Deep Convection: Onset, Diurnal Cycle, and Role in Climate Variability and Sensitivity

Principal Investigator(s):
Anthony Del Genio, NASA - Goddard Institute for Space Studies

The ASR Southern Great Plains (SGP) testbed for continuous modeling offers new opportunities to improve global climate model (GCM) parameterizations. We propose an ASR investigation of convective and cloud microphysical processes that uses existing ARM data as a testing ground for meaningful approaches to model evaluation and sets the stage for later strategic use of the testbed to improve cumulus parameterizations and better understand deep convective cloud feedback. Our proposed research consists of the following tasks:

  1. Diurnal cycle of continental convection
  2. Deep convection at the SGP occurs in two forms: Organized mesoscale convection that originates upstream and produces peak precipitation at night; and local shallow convection that develops into deep convection that peaks in late afternoon. Local transitions are a logical next step from the shallow convection that will be the early focus of the testbed. This transition constrains entrainment and cold pools, since GCMs produce a continental rain peak near noon. We will study ARSCL-observed transition cases using the WRF, determine the sources of SCM diurnal cycle errors and make parameterization changes as appropriate. We will identify similar cases when the testbed is operational, document the cloud field using ARM scanning radar data, and use the continuous modeling framework for out-of-sample tests to further understand the physics of the transition and what is needed to model it realistically.

  3. Factors controlling convective detrainment and anvil evolution
  4. Convective detrainment is a major source of high cloud ice water content and cloud forcing. The GISS GCM diagnoses a convective updraft speed profile, assumes a particle size distribution (PSD), and uses size-fallspeed relations to determine the fraction of condensate carried upward vs. precipitating. We will use SCM case studies for TWP-ICE and MC3E for which vertical velocity has been retrieved to test whether entrainment improvements produce realistic updraft speeds and then re-examine the updraft parameterization as needed. We will then compare detrained ice water contents and fall speeds to ASR retrievals to refine the GCM’s fall speed and PSD assumptions. The state dependence will be evaluated using SGP testbed cases, taken initially from the shallow-deep transition events studied in task 1.

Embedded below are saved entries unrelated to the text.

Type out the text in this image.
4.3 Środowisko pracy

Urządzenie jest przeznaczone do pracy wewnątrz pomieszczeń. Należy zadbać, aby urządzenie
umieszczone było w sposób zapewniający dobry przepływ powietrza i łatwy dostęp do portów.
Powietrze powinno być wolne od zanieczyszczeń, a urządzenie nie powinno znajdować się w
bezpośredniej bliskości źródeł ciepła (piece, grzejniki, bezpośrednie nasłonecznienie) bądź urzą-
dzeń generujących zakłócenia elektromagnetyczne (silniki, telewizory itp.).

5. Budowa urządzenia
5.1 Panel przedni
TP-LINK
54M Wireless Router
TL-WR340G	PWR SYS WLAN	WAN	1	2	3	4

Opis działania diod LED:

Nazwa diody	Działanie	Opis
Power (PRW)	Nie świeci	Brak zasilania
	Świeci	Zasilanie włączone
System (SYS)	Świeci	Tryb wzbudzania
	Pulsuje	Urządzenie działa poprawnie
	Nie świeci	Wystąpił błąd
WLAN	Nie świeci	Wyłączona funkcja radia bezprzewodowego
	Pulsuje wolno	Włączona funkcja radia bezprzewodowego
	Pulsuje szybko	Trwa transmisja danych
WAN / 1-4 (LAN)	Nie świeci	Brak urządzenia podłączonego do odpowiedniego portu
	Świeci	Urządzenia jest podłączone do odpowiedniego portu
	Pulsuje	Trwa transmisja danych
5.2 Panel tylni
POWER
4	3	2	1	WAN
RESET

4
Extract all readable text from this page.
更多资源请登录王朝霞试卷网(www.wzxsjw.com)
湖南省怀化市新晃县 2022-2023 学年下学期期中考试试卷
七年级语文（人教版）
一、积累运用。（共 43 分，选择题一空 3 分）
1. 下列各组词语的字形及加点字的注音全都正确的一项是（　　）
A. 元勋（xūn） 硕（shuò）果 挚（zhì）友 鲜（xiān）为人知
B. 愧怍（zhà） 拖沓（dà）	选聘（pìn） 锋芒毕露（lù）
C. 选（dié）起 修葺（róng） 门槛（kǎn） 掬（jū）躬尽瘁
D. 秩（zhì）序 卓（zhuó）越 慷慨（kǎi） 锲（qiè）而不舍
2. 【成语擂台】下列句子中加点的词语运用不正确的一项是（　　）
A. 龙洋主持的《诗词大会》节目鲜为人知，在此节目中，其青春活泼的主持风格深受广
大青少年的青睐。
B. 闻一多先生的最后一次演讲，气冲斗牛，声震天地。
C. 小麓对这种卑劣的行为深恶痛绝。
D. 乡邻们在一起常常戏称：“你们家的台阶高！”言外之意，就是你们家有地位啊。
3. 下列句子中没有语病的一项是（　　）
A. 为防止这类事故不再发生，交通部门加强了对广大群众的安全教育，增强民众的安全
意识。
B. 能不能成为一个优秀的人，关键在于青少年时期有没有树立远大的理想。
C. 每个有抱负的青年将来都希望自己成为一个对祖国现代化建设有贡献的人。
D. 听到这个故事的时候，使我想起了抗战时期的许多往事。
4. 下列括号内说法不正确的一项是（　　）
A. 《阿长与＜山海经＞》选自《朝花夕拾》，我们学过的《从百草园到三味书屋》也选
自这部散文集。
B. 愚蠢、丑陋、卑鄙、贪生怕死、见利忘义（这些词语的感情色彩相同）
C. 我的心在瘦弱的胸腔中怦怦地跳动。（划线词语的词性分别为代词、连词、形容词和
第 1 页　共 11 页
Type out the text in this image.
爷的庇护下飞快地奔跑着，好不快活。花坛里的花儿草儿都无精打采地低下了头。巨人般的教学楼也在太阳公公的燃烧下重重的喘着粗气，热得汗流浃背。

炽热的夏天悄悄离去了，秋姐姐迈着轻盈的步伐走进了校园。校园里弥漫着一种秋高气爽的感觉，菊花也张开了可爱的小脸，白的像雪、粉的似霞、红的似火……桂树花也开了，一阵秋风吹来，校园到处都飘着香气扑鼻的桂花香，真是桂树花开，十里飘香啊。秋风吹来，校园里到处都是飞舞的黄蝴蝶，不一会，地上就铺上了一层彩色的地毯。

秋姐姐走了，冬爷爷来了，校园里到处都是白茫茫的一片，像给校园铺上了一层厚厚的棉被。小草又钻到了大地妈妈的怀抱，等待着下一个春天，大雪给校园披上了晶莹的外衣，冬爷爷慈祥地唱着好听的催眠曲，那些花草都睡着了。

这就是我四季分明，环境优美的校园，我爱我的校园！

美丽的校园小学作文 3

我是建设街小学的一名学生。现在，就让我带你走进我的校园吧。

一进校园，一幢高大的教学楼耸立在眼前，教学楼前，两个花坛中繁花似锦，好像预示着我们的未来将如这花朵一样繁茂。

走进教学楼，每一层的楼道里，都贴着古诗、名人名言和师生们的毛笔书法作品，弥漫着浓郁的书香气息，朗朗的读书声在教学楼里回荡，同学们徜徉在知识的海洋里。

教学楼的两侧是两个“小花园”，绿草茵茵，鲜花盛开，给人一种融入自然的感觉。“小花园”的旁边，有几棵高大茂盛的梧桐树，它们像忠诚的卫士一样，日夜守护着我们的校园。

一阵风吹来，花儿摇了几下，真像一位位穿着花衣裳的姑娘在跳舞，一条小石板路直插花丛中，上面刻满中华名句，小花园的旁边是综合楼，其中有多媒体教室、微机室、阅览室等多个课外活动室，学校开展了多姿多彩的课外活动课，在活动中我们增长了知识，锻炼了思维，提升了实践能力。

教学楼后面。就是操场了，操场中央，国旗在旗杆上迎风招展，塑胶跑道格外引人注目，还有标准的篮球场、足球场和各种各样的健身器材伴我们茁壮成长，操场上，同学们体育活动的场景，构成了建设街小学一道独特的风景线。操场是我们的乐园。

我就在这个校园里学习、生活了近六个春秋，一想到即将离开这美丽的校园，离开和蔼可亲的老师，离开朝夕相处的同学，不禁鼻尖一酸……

  5. Role of convective cloud radiative processes in the Madden-Julian Oscillation (MJO)
  6. Changes in entrainment and rain evaporation and a cold pool parameterization have produced an MJO in the GISS GCM for the first time and allowed us to reproduce the KAZR dependence of convection depth on humidity during AMIE-Gan. We will determine whether model changes that improve the continental diurnal cycle improve or degrade the MJO and make adjustments accordingly. We will also address the hypothesis that the MJO utilizes anvil cloud-radiative heating anomalies as its energy source. Convective detrainment improvements will be tested to determine whether they change MJO strength, and we will also vary parameters that affect the vertical velocity, fall speed, and PSD to see whether MJO strength scales with the magnitude and profile of cloud radiative heating anomalies.

  7. Contribution of convective cloud feedback to climate sensitivity

Recent “emergent constraints” imply that climate sensitivity is high because of positive low cloud feedbacks. However inferences from the observed late-20th Century temperature record and paleoclimate proxies suggest a sensitivity closer to 3°C. Our research will produce an improved GCM parameterization of high cloud properties associated with convection in which processes are more closely coupled to atmospheric state. We will use this to perform 2xCO2 GCM simulations to test the hypothesis that increases in high clouds of sufficient optical thickness can shield some regions of low cloud decrease and thereby limit climate sensitivity and reconcile observed temperature trends with emergent constraints.